El mundo nos llegó a odiar tanto, que entonces, ¿qué hicimos?
Odiarnos entre nosotros, buscar trabajo, escribir cosas irrelevantes,
tolerar la vanidad intelectual, cambiar viejos amigos por nuevos extraños
o chicas tontas y feas para llenar la cama por una noche.
No debería sorprenderme, claro, es la ley de la vida,
la evolución y degeneración de todo proceso.
Sólo que en el fondo, muy adentro y escondido en mí,
creí que éramos diferentes, que éramos artistas de verdad,
que permaneceríamos juntos y lo lograríamos.
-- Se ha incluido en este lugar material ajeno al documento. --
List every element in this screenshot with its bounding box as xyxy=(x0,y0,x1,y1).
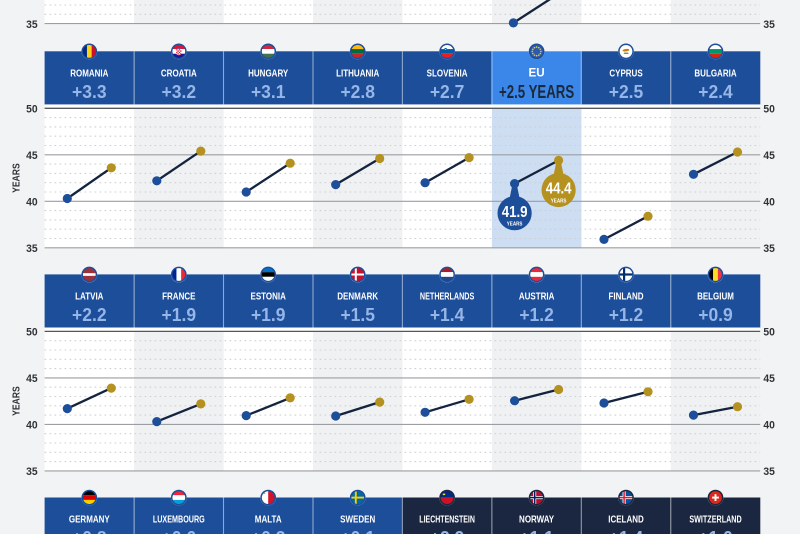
svg-text:ESTONIA: ESTONIA xyxy=(251,291,287,302)
svg-text:YEARS: YEARS xyxy=(507,221,523,228)
svg-text:FRANCE: FRANCE xyxy=(162,291,195,302)
svg-text:40: 40 xyxy=(763,196,775,208)
svg-text:+3.1: +3.1 xyxy=(251,81,286,102)
svg-text:HUNGARY: HUNGARY xyxy=(248,67,288,78)
svg-text:+1.9: +1.9 xyxy=(251,305,286,326)
svg-text:CROATIA: CROATIA xyxy=(161,67,197,78)
svg-text:NETHERLANDS: NETHERLANDS xyxy=(420,290,474,301)
svg-text:+0.6: +0.6 xyxy=(162,528,197,534)
svg-text:50: 50 xyxy=(763,103,775,115)
svg-text:+2.9: +2.9 xyxy=(430,528,465,534)
svg-text:+1.2: +1.2 xyxy=(609,305,644,326)
svg-text:NORWAY: NORWAY xyxy=(519,514,554,525)
svg-text:45: 45 xyxy=(763,373,775,385)
svg-text:+1.4: +1.4 xyxy=(609,528,644,534)
svg-text:+2.8: +2.8 xyxy=(340,81,375,102)
svg-text:+1.9: +1.9 xyxy=(162,305,197,326)
svg-text:SWITZERLAND: SWITZERLAND xyxy=(689,513,741,524)
svg-text:+3.2: +3.2 xyxy=(162,81,197,102)
svg-text:AUSTRIA: AUSTRIA xyxy=(519,291,555,302)
svg-text:+1.1: +1.1 xyxy=(519,528,554,534)
svg-text:DENMARK: DENMARK xyxy=(337,291,378,302)
svg-text:+2.2: +2.2 xyxy=(72,305,107,326)
svg-text:35: 35 xyxy=(763,243,775,255)
svg-text:LITHUANIA: LITHUANIA xyxy=(336,67,379,78)
svg-text:45: 45 xyxy=(763,150,775,162)
svg-text:35: 35 xyxy=(26,243,38,255)
svg-text:40: 40 xyxy=(763,419,775,431)
svg-text:50: 50 xyxy=(26,103,38,115)
svg-text:+2.5: +2.5 xyxy=(609,81,644,102)
svg-text:40: 40 xyxy=(26,419,38,431)
svg-text:+2.4: +2.4 xyxy=(698,81,733,102)
svg-text:YEARS: YEARS xyxy=(551,198,567,205)
svg-text:FINLAND: FINLAND xyxy=(608,291,643,302)
svg-text:CYPRUS: CYPRUS xyxy=(609,67,642,78)
svg-text:50: 50 xyxy=(26,326,38,338)
svg-text:LIECHTENSTEIN: LIECHTENSTEIN xyxy=(419,513,475,525)
svg-text:45: 45 xyxy=(26,373,38,385)
svg-text:LATVIA: LATVIA xyxy=(75,291,104,302)
svg-text:41.9: 41.9 xyxy=(502,204,528,221)
svg-text:YEARS: YEARS xyxy=(11,386,22,416)
svg-text:+1.2: +1.2 xyxy=(519,305,554,326)
svg-text:ICELAND: ICELAND xyxy=(608,514,644,525)
svg-text:+2.5 YEARS: +2.5 YEARS xyxy=(499,82,574,103)
svg-text:YEARS: YEARS xyxy=(11,163,22,193)
svg-text:ROMANIA: ROMANIA xyxy=(70,67,109,78)
svg-text:+3.3: +3.3 xyxy=(72,81,107,102)
svg-text:LUXEMBOURG: LUXEMBOURG xyxy=(153,513,205,524)
svg-text:BELGIUM: BELGIUM xyxy=(697,291,734,302)
svg-text:35: 35 xyxy=(26,466,38,478)
svg-text:GERMANY: GERMANY xyxy=(69,514,110,525)
svg-text:35: 35 xyxy=(26,19,38,31)
svg-text:BULGARIA: BULGARIA xyxy=(694,67,737,78)
svg-text:SWEDEN: SWEDEN xyxy=(340,514,375,525)
svg-text:+1.0: +1.0 xyxy=(698,528,733,534)
svg-text:EU: EU xyxy=(529,65,545,79)
svg-text:+2.7: +2.7 xyxy=(430,81,465,102)
svg-text:+0.3: +0.3 xyxy=(251,528,286,534)
svg-text:50: 50 xyxy=(763,326,775,338)
svg-text:+1.5: +1.5 xyxy=(340,305,375,326)
svg-text:+0.9: +0.9 xyxy=(698,305,733,326)
svg-text:44.4: 44.4 xyxy=(546,181,573,198)
svg-text:35: 35 xyxy=(763,19,775,31)
svg-text:+1.4: +1.4 xyxy=(430,305,465,326)
svg-text:+0.1: +0.1 xyxy=(340,528,375,534)
svg-text:SLOVENIA: SLOVENIA xyxy=(427,67,468,78)
svg-text:45: 45 xyxy=(26,150,38,162)
svg-text:35: 35 xyxy=(763,466,775,478)
svg-text:MALTA: MALTA xyxy=(255,514,282,525)
svg-text:+0.8: +0.8 xyxy=(72,528,107,534)
svg-text:40: 40 xyxy=(26,196,38,208)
1er Marc El Loco en el Ekeko de Barranco

2.
Perdiste tu segunda oportunidad.
Sabías que sucedería tarde o temprano.
Las ilusiones no duran para siempre.
Llegó el tiempo de ser razonables o eso parece.
Ahora a estas alturas he decidido cuidarme un poco.
Nadie sabrá lo que pasó en mi cuarto, las mujeres que llevé,
las drogas que tomé, las noches que no dormí.
Un vago sabor amargo queda después de todo.
Hay cosas que no volverán a ser las mismas,
sólo por la literatura, y sabes qué: no vale la pena.
De eso estoy seguro.

Perdiste tu segunda oportunidad, igual que yo.
Bienvenido al club. Ponte una cerveza.
Entre perdedores no hay discriminación, ¿o tal vez sí?
Las palabras dejaron de alcanzar en algún momento del camino.
No más lamentos .No más nostalgia. No más mañanas con resaca.
Pero claro, sigo teniendo miedo; miedo a lo que sea,
las ideas creativas ya no me despiertan a mitad de un sueño,
sólo los fantasmas pornográficos
parecen encender cierta dosis de imaginación en mi interior.
Quedan fragmentos, quedan textos inéditos,
quedan algunas pocas colillas por fumar
y buenas novelas por leer.

Después de eso tendremos que improvisar.
Alguien dijo que sólo los cobardes y los héroes son recordados.
Sería más fácil si no hubiese que elegir.
Dejarse llevar.
Cerrar los ojos.
Esperar a que termine la canción y haber conciliado el sueño.




Yo, en una de las tantas encerronas en la casa de Gonzalo

3.

Y si lo recuerdas bien, Marc, no es tan difícil
ni lejano.
Y el parque sigue estando allí,
las palomas se siguen cagando sobre las bancas,
la cabeza de Miroquesada nos sigue mirando,
igual que cuando tú fumabas también,
y aunque no lo quisieses la pasabas bien.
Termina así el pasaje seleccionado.